Rapporti di diritto penale (art 22 del Trattato tra la Santa Sede e l’Italia):
Su richiesta della Santa Sede, l’Italia provvede a punire l’autore di un delitto commesso in Vaticano; se il colpevole si è rifugiato in Italia, si procede nel rispetto delle leggi italiane applicando, quindi, il diritto penale italiano (caso della condanna all’ergastolo da parte della Corte d’Assise di Roma dell’attentatore a Giovanni Paolo II). Il colpevole rifugiatosi in Vaticano (anche negli immobili dichiarati immuni) deve essere consegnato alle autorità italiane se gli atti commessi sono considerati delittuosi sia dall’Italia che dalla Santa Sede.
Rapporti in materia fiscale:
Occorre fare riferimento alla convenzione sottoscritta nel 2015: essa ribadisce che gli immobili della Santa Sede sono totalmente esenti da imposte (cfr art.16 del Trattato) e indica i criteri generali per l’adempimento degli obblighi fiscali dei nuclei periferici sul territorio italiano
Esecuzione delle sentenze dello S.C.V.:
Sia per la materia civile che penale, in Italia hanno piena efficacia tutte le sentenze ed i provvedimenti emanate dalle autorità ecclesiastiche e comunicate a quelle civili relativamente agli ecclesiastici e ai religiosi, nel rispetto dei diritti costituzionali garantiti ai cittadini italiani (cfr. Protocollo addizionale all’Accordo di Palazzo Madama, punto 2)

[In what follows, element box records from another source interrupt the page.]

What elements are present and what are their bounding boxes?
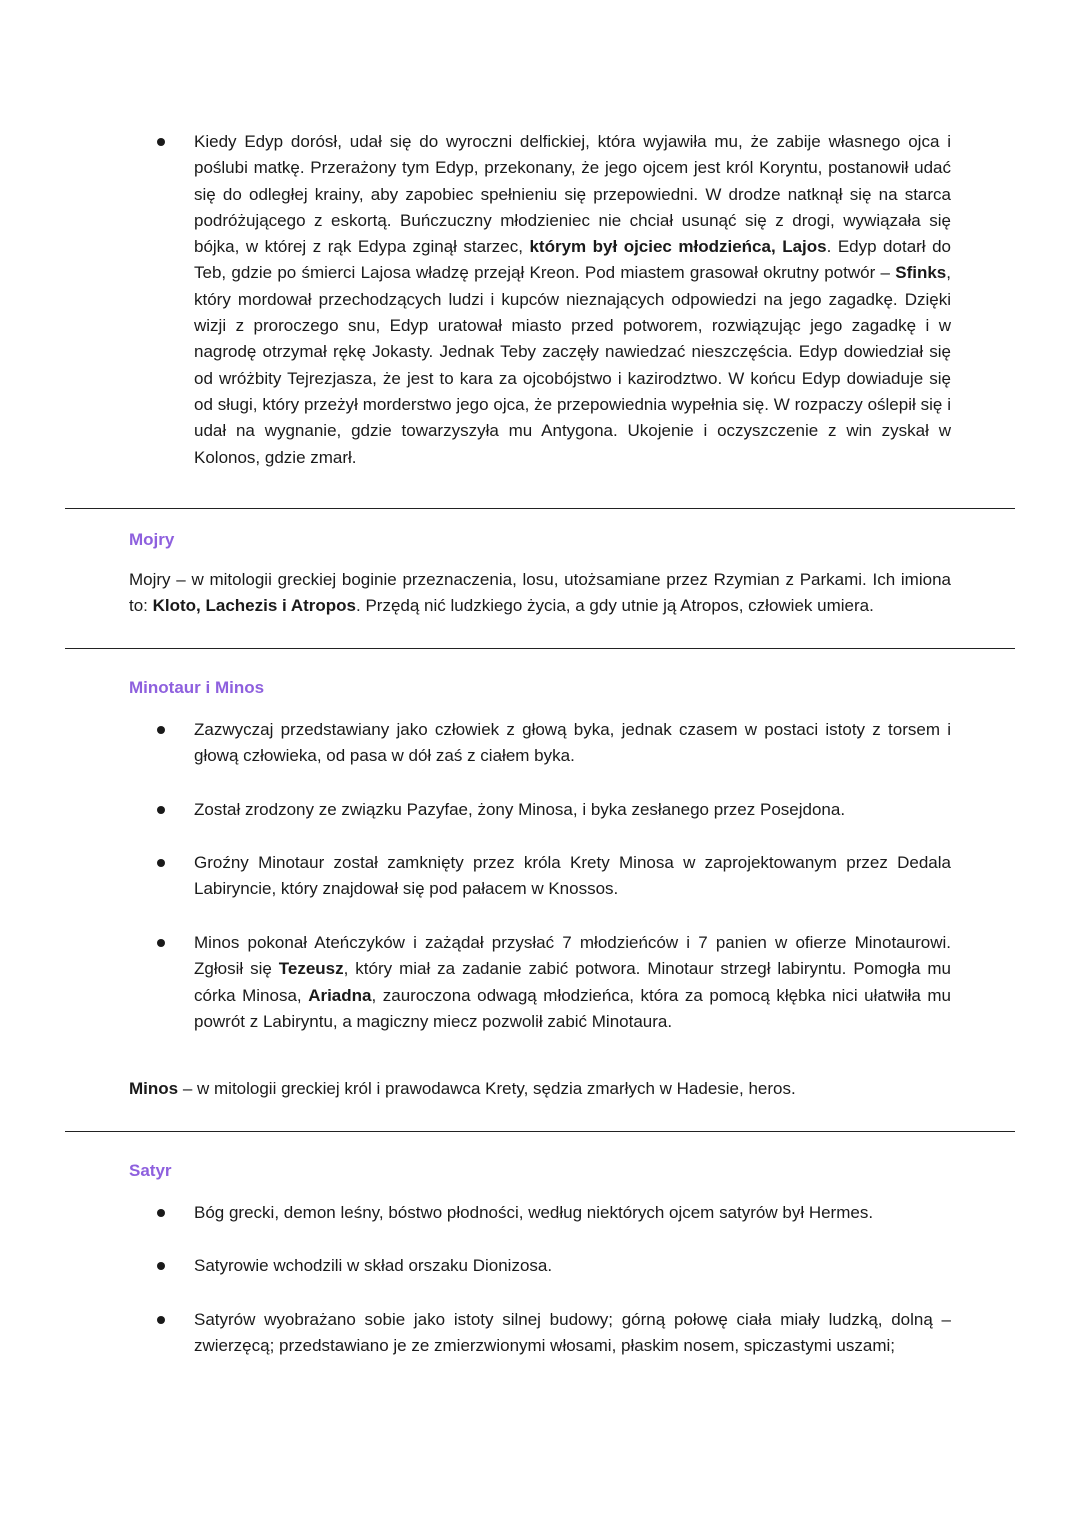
edyp-bold-lajos: którym był ojciec młodzieńca, Lajos [529, 237, 827, 257]
satyr-bullet-3 [0, 1307, 1080, 1360]
satyr-list [0, 1253, 1080, 1279]
minotaur-bullet-3 [0, 850, 1080, 903]
minos-definition [129, 1076, 951, 1102]
minotaur-b4-text-2: , który miał za zadanie zabić potwora. Minotaur strzegł labiryntu. Pomogła mu córka Minosa, [194, 959, 951, 1005]
bullet-dot-icon [157, 1262, 165, 1270]
minotaur-heading: Minotaur i Minos [129, 678, 265, 697]
mojry-bold-names: Kloto, Lachezis i Atropos [152, 596, 357, 616]
minotaur-b4-text-3: , zauroczona odwagą młodzieńca, która za pomocą kłębka nici ułatwiła mu powrót z Labiryntu, a magiczny miecz pozwolił zabić Minotaura. [194, 985, 951, 1031]
minotaur-bullet-3-text: Groźny Minotaur został zamknięty przez króla Krety Minosa w zaprojektowanym przez Dedala Labiryncie, który znajdował się pod pałacem w Knossos. [194, 853, 951, 899]
minotaur-list [0, 930, 1080, 1035]
bullet-dot-icon [157, 1209, 165, 1217]
minotaur-b4-text-1: Minos pokonał Ateńczyków i zażądał przysłać 7 młodzieńców i 7 panien w ofierze Minotaurowi. Zgłosił się [194, 933, 951, 979]
bullet-dot-icon [157, 138, 165, 146]
minotaur-bullet-1-text: Zazwyczaj przedstawiany jako człowiek z głową byka, jednak czasem w postaci istoty z torsem i głową człowieka, od pasa w dół zaś z ciałem byka. [194, 720, 951, 766]
satyr-bullet-2-text: Satyrowie wchodzili w skład orszaku Dionizosa. [194, 1256, 553, 1275]
section-divider [65, 508, 1015, 509]
satyr-heading: Satyr [129, 1161, 172, 1180]
satyr-list [0, 1307, 1080, 1360]
minotaur-list [0, 717, 1080, 770]
mojry-heading: Mojry [129, 530, 175, 549]
minotaur-bullet-1 [0, 717, 1080, 770]
satyr-list [0, 1200, 1080, 1226]
edyp-text-2: . Edyp dotarł do Teb, gdzie po śmierci Lajosa władzę przejął Kreon. Pod miastem grasował okrutny potwór – [194, 237, 951, 283]
minos-text: – w mitologii greckiej król i prawodawca Krety, sędzia zmarłych w Hadesie, heros. [178, 1079, 796, 1098]
bullet-dot-icon [157, 859, 165, 867]
edyp-text-1: Kiedy Edyp dorósł, udał się do wyroczni delfickiej, która wyjawiła mu, że zabije własnego ojca i poślubi matkę. Przerażony tym Edyp, przekonany, że jego ojcem jest król Koryntu, postanowił udać się do odległej krainy, aby zapobiec spełnieniu się przepowiedni. W drodze natknął się na starca podróżującego z eskortą. Buńczuczny młodzieniec nie chciał usunąć się z drogi, wywiązała się bójka, w której z rąk Edypa zginął starzec, [194, 132, 951, 257]
satyr-bullet-1 [0, 1200, 1080, 1226]
minotaur-list [0, 797, 1080, 823]
edyp-bold-sfinks: Sfinks [895, 263, 947, 283]
mojry-paragraph [129, 567, 951, 620]
minotaur-list [0, 850, 1080, 903]
satyr-bullet-3-text: Satyrów wyobrażano sobie jako istoty silnej budowy; górną połowę ciała miały ludzką, dolną – zwierzęcą; przedstawiano je ze zmierzwionymi włosami, płaskim nosem, spiczastymi uszami; [194, 1310, 951, 1356]
bullet-dot-icon [157, 726, 165, 734]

Notifica atti civili, commerciale e penale:
Si distinguono due casi (sono coinvolti il Procuratore della Repubblica italiano e il Promotore di giustizia c/o il Tribunale di prima istanza dello S.C.V.):
• notifica da eseguirsi nello S.C.V.: l’istante italiano deve rivolgersi al Procuratore della Repubblica che a sua volta, inoltra la domanda al Promotore di giustizia c/o il Tribunale di prima istanza della S.C.V.
• notifica da eseguirsi in Italia: il procedimento è inverso
In caso di difficoltà la domanda di notificazione viene risolta per via diplomatica
Nel caso di notifica di atti di materia penale, si ricorre sempre alla via diplomatica.